2.) Water is a good thing, a provision of God.
Therefore, the devil doesn't, or possibly isn't even able to provide pure water.
(I'm not very good at reducing my thinking into a sort of scientific reasoning process.)
There seems to be another assumption or question in the statements you make in what I've labeled as #5:
That what you call "water witching" is not always accurate. I do not know if it is, or isn't. I've seen it be consistently accurate in every case where I personally observed a water search being done on-site, with sticks or wire. (I specifically say "on-site" because at some point, someone will bing up doing something over a map. I had never heard of that at all until someone here on this forum made that claim. So I have certainly never seen that done, and I do not think it would ever work, either.) But since it doesn't work for me - never has - I cannot evaluate what sort of influences might cause a "false reading".

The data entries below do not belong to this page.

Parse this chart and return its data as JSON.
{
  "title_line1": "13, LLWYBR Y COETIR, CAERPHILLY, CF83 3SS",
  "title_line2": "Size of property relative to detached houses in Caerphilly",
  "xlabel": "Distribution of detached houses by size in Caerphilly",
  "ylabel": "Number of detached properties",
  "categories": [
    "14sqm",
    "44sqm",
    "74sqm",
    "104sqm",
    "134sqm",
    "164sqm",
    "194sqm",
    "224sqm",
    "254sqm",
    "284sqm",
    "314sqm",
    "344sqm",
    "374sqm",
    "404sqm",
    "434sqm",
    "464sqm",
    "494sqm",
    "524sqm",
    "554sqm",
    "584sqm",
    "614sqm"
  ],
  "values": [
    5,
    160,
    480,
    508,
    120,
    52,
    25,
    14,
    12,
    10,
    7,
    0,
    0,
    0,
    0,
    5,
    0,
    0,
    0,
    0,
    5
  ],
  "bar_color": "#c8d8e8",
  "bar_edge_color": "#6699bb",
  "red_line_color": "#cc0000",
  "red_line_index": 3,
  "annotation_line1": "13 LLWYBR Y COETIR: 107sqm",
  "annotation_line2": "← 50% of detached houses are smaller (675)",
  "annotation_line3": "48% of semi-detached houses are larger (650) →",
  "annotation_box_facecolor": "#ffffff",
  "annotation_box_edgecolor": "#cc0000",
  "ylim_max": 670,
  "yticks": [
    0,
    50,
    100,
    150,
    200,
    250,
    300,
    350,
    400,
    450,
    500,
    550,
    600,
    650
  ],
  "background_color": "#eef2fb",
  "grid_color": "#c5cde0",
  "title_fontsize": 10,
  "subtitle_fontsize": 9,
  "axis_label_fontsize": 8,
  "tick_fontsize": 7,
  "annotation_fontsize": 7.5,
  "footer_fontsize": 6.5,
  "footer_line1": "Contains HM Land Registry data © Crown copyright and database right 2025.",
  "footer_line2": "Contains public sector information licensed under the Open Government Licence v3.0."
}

I have read studies that report a similar rate of error as that of trained geologists who are only allowed to observe the lay of the land, no test holes etc. (Speaking of drilling test holes, we did that in the village before doing the actual drilling. We pumped water down a 3/4" pipe, and just kept jabbing it into the earth until the water suddenly stopped coming back up out of the hole around the pipe. We were at 25 meters down. Couldn't understand what was happening, so kept messing with it until the pipe got trapped in the hole. Never could get it back out. The well driller who taught us how to hand drill the well said that what was happening was that we had hit a strata that was so porous that it was able absorb all of the water we were pumping down.) The conclusion of those studies was that the experienced person was able to trick himself into thinking that the wire or branches were telling him where water could found, when he was actually subconsciously just evaluating the area based on his past experience.)
So I don't think you can have it both ways. If it's the devil doing it, why would it sometimes fail? It seems to me that this would not only cause a loss of trust in the process by the party asking for the well location to be identified, but also cause the practitioner to have doubts. That is, if Satan knows where reliable underground water sources are located, why would he sometimes fail to accurately show the correct spot? Isn't that counter productive for a deceiver? (I am not even convinced that the devil knows where the good water sources are. But more than that, the Satan is a destroyer, and I cannot find a single place in Scripture where he did anything good for anyone.)
Congregation: Gospel Haven Mennonite Fellowship, Benton, Ohio (Holmes Co.) a split from Beachy-Amish Mennonite.
Personal heritage & general theological viewpoint: conservative Mennonite Brethren.